Even though there is ample precedence for catastrophic infectious diseases, the scientists gathered at the NIH/Rockefeller University meeting still felt uneasy with the concept of a modern outbreak. "It sounded a little too much like an Andromeda-strain scenario," he said, referring to the Michael Crichton book about killer microbes from outer space. "We all got the feeling that somehow this doesn't wash."

One outcome of the meeting was the creation of a National Sciences Academy committee charged with identifying emerging infections that posed possible risks in America. In 1992 the committee stunned many in the scientific community by issuing a report on emerging infections identifying no fewer than 27 viruses, 17 bacteria and 10 protozoa that pose an immediate or near-term threat. Not all are fatal, and few have the kinds of mortality rates associated with some plagues of the past.

But all are becoming increasingly troublesome every year. Infectious diseases such as Lyme disease, racoon rabies, hanta virus pulmonary syndrome and drug-resistant staphylococcus have come from virtually nowhere to become measurable health problems in a matter of only a few years. And the evolving consensus is that more are likely to follow.
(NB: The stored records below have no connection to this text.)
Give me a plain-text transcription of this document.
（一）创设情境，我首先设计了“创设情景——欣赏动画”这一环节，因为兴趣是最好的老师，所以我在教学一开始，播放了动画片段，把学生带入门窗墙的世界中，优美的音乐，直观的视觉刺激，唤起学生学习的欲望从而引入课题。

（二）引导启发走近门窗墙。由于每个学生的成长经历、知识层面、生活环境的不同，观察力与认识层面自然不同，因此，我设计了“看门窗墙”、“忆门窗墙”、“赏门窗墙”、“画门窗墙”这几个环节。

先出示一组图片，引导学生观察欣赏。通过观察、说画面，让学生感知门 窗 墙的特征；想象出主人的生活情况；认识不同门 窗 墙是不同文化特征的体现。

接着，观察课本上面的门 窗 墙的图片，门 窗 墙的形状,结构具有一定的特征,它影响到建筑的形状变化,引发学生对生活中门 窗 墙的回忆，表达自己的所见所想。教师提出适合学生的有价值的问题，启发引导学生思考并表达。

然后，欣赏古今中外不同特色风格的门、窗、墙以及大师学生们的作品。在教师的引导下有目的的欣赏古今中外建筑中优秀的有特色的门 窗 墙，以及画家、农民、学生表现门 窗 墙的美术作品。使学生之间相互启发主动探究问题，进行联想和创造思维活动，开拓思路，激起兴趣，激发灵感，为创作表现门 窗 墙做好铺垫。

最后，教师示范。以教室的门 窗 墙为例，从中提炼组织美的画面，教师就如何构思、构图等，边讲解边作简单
Henderson identified five relatively recent developments that act to encourage the spread of infectious diseases, ranging from an increase in international travel to the creation of hundreds of new hospitals that can actually serve as a focus for disease transmission.
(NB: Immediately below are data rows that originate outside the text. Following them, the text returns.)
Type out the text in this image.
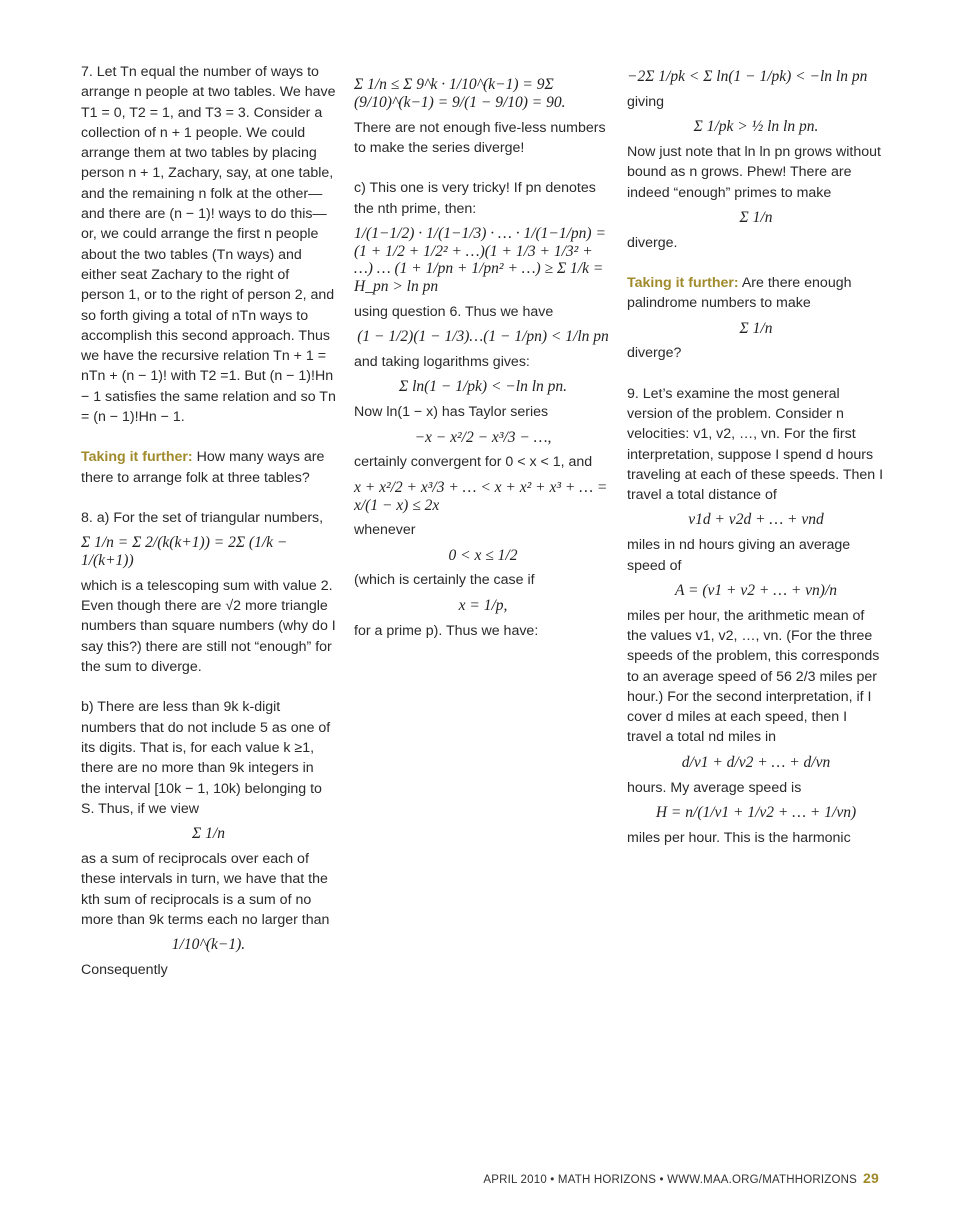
7. Let Tn equal the number of ways to arrange n people at two tables. We have T1 = 0, T2 = 1, and T3 = 3. Consider a collection of n + 1 people. We could arrange them at two tables by placing person n + 1, Zachary, say, at one table, and the remaining n folk at the other—and there are (n − 1)! ways to do this—or, we could arrange the first n people about the two tables (Tn ways) and either seat Zachary to the right of person 1, or to the right of person 2, and so forth giving a total of nTn ways to accomplish this second approach. Thus we have the recursive relation Tn + 1 = nTn + (n − 1)! with T2 =1. But (n − 1)!Hn − 1 satisfies the same relation and so Tn = (n − 1)!Hn − 1.

Taking it further: How many ways are there to arrange folk at three tables?

8. a) For the set of triangular numbers,

Σ 1/n = Σ 2/(k(k+1)) = 2Σ (1/k − 1/(k+1))

which is a telescoping sum with value 2. Even though there are √2 more triangle numbers than square numbers (why do I say this?) there are still not “enough” for the sum to diverge.

b) There are less than 9k k-digit numbers that do not include 5 as one of its digits. That is, for each value k ≥1, there are no more than 9k integers in the interval [10k − 1, 10k) belonging to S. Thus, if we view

Σ 1/n

as a sum of reciprocals over each of these intervals in turn, we have that the kth sum of reciprocals is a sum of no more than 9k terms each no larger than

1/10^(k−1).

Consequently

Σ 1/n ≤ Σ 9^k · 1/10^(k−1) = 9Σ (9/10)^(k−1) = 9/(1 − 9/10) = 90.

There are not enough five-less numbers to make the series diverge!

c) This one is very tricky! If pn denotes the nth prime, then:

1/(1−1/2) · 1/(1−1/3) · … · 1/(1−1/pn) = (1 + 1/2 + 1/2² + …)(1 + 1/3 + 1/3² + …) … (1 + 1/pn + 1/pn² + …) ≥ Σ 1/k = H_pn > ln pn

using question 6. Thus we have

(1 − 1/2)(1 − 1/3)…(1 − 1/pn) < 1/ln pn

and taking logarithms gives:

Σ ln(1 − 1/pk) < −ln ln pn.

Now ln(1 − x) has Taylor series

−x − x²/2 − x³/3 − …,

certainly convergent for 0 < x < 1, and

x + x²/2 + x³/3 + … < x + x² + x³ + … = x/(1 − x) ≤ 2x

whenever

0 < x ≤ 1/2

(which is certainly the case if

x = 1/p,

for a prime p). Thus we have:

−2Σ 1/pk < Σ ln(1 − 1/pk) < −ln ln pn

giving

Σ 1/pk > ½ ln ln pn.

Now just note that ln ln pn grows without bound as n grows. Phew! There are indeed “enough” primes to make

Σ 1/n

diverge.

Taking it further: Are there enough palindrome numbers to make

Σ 1/n

diverge?

9. Let’s examine the most general version of the problem. Consider n velocities: v1, v2, …, vn. For the first interpretation, suppose I spend d hours traveling at each of these speeds. Then I travel a total distance of

v1d + v2d + … + vnd

miles in nd hours giving an average speed of

A = (v1 + v2 + … + vn)/n

miles per hour, the arithmetic mean of the values v1, v2, …, vn. (For the three speeds of the problem, this corresponds to an average speed of 56 2/3 miles per hour.) For the second interpretation, if I cover d miles at each speed, then I travel a total nd miles in

d/v1 + d/v2 + … + d/vn

hours. My average speed is

H = n/(1/v1 + 1/v2 + … + 1/vn)

miles per hour. This is the harmonic

APRIL 2010 • MATH HORIZONS • WWW.MAA.ORG/MATHHORIZONS 29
"But the single most significant factor has been unprecedented population growth, especially in the densely packed urban areas," he said. "In 1950 there were only two cities, New York and London, with populations of 7.5 million or more. By contrast, by the year 2000 there will be an estimated 30 such population centers, and seven with more than 15 million people."

Moreover, the largest number of these new population centers are located in developing countries, many of them tropical, where hot, moist weather, severe overcrowding and a general absence of clean water, proper sanitation and other public health precautions prove a fertile breeding ground for the rapid spread of disease.

"Epidemics depend on a large population in contact constantly to spread and maintain a high level of infection," Henderson said. "A great deal more has changed in the last 50 years than is generally realized, and change is now ocurring exponentially. The chance of major outbreaks of infectious disease increases yearly. What form these diseases will take, only time will tell."